Зверёныш отфыркнул пугающе мерзкий запах смерти и зарычал.

Должно быть, это показалось матёрому волку забавным, и он ответил угрожающим рыком, стараясь вызвать страх. И вызвал. Но от страха только что прозревший детёныш ощутил в себе истинную волчью дерзость и безрассудство. Ещё немощное, слабоуправляемое тело налилось силой, щемящая, жгучая ярость, сходная с болью от рождения и первого вдоха, охватила его и толкнула вперёд. Прыгнул он неловко, недалеко и сразу же провалился в зыбкий мох, однако этот слабый скачок заставил опытного зверя встать в боевую стойку. Прижав уши и оскалившись, он чуть сдал назад, напружинил лапы, готовый одолеть последние метры одним броском и повергнуть противника. И это уже была не игра — готовилась настоящая схватка!

Но в тот миг откуда-то сбоку внезапной искристой стрелой, не касаясь земли, вылетела волчица и намертво захватила холку матёрого волка.

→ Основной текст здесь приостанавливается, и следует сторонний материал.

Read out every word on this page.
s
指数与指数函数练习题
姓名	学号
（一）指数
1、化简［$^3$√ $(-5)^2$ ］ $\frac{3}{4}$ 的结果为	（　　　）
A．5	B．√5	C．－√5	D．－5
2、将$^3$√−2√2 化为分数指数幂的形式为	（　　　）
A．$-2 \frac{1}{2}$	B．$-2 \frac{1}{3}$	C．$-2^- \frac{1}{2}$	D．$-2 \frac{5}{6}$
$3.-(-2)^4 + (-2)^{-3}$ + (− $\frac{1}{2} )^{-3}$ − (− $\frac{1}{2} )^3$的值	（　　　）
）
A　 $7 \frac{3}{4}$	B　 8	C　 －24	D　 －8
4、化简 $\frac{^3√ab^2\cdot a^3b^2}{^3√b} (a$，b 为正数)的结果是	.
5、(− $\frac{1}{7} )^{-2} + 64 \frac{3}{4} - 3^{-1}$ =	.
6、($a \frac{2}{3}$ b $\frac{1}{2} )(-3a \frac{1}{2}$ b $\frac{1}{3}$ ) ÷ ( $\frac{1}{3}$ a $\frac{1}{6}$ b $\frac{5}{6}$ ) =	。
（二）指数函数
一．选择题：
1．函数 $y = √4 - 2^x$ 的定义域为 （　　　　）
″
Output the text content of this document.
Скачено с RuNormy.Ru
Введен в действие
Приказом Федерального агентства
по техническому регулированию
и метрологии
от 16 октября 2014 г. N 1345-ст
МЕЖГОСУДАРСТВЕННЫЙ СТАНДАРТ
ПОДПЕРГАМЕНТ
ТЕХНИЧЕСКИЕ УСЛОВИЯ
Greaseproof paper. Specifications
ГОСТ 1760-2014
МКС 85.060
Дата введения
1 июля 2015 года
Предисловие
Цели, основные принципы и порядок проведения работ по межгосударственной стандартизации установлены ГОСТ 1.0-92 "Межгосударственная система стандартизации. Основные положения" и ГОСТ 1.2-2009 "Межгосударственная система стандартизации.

Он не ожидал нападения, сосредоточившись на детёныше, и потому опрокинулся; серый сгусток энергии мышц и дребезжащего звериного крика подкатился к волчонку. Мать стремилась перехватить за горло, и тогда бы больше не разжимала челюстей до последнего, судорожного толчка агонии, однако противник только и ждал этого, чтобы вырваться из насмерть закушенных на шее клыков. Она делала стремительные и короткие движения челюстями, передвигаясь вниз, и лишь грызла, жевала сильную, мускулистую шею врага. А тот, в свою очередь, изматывал волчицу, заставляя её много двигаться вслед за ним и вытаскивать, выматывать из себя кишечник.

Повинуясь собственной ярости и немощности тела, неспособный вступить в эту борьбу и помочь матери, детёныш вскинул голову и завыл, тем самым враз оборвав пение ночных птиц.

Битва длилась около получаса в полной тишине худого болотного леса. Наконец матёрый вывернулся из мёртвой хватки, но для ответной атаки уже не оставалось сил, поскольку изжёванные мышцы шеи больше не держали голову. Волк огрызнулся и тяжело потрусил в сторону логова.